Cloud Run can be executed in your GKE Kubernetes cluster. This means that you can bound the size of your Kubernetes cluster to fix your costs all the while making use of extra compute capacity within this cluster that you’re already paying for, with serverless applications, or functions, built with containers hosted in Cloud Run. Your Kubernetes deployment specs will be similar to what you have already been using now with benefit that when they are inactive the pods will scale to 0. You can wake these pods up via URL web hook or a message bus triggers with more methods under development.
Still Not Convinced?
Here are 3 takeaways:
- Cloud Run allows containers to scale to 0 meaning you can use your existing container based CI/CD pipelines and DevOps /DevSecOps toolsets to get started.
- If you use Cloud Run in your own K8s cluster you can take advantage of existing capacity and governance not to mention charge back models.
- Cloud Run can be deployed in GKE on Prem, GCP, AWS, or Azure via Anthos giving you serverless capabilities in and out of the cloud.

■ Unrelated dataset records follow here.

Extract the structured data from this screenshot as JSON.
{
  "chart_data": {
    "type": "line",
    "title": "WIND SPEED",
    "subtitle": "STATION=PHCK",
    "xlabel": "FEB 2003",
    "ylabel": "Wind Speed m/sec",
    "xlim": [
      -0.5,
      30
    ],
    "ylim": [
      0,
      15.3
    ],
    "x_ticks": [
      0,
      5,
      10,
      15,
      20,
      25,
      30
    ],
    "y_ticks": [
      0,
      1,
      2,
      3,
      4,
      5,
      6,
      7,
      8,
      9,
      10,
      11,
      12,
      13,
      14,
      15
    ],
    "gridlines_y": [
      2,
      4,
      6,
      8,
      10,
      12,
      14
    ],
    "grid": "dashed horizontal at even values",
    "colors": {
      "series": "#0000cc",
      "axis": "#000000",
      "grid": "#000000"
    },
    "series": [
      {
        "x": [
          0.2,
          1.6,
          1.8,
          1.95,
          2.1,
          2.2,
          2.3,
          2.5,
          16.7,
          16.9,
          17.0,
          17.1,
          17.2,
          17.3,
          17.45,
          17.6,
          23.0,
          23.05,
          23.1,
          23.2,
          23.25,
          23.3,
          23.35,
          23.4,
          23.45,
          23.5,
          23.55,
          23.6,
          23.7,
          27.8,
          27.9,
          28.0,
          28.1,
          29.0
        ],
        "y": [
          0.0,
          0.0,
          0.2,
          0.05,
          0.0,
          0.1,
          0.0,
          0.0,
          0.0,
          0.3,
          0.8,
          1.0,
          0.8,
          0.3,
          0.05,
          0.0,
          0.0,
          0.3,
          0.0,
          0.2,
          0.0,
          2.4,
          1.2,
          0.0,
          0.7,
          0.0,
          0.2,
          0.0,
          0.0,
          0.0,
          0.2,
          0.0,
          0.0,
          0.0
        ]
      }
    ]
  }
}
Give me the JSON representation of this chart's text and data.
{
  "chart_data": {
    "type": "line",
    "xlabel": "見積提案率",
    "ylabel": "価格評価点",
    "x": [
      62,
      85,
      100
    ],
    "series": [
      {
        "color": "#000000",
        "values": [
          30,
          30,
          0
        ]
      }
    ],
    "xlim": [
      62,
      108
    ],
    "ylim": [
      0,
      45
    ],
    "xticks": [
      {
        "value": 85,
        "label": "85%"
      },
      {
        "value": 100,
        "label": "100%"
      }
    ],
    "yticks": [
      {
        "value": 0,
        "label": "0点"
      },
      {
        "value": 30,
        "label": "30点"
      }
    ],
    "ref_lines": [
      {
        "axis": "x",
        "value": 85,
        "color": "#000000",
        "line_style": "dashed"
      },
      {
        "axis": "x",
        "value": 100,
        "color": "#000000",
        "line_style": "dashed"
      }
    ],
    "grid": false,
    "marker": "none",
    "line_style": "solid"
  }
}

- You can shift to a non-serverless paradigm in the same Kubernetes cluster without rearchitecting your app should your requirements change.
We are in a race to reduce the marginal cost of service delivery. Everything we are working towards has been to optimize and automate. The concept of turning off applications and waking them up when they are needed WITH a predictable and governed cost model, I feel, is the next phase of application delivery. Don’t let your delivery decision be your next legacy bottleneck.
Cloud Run is available as a managed service, or part of your GKE cluster on GCP or on AWS and Azure Q4 2021. If you are standardizing on Kubernetes, it’s time to standardize on a serverless application deployment framework.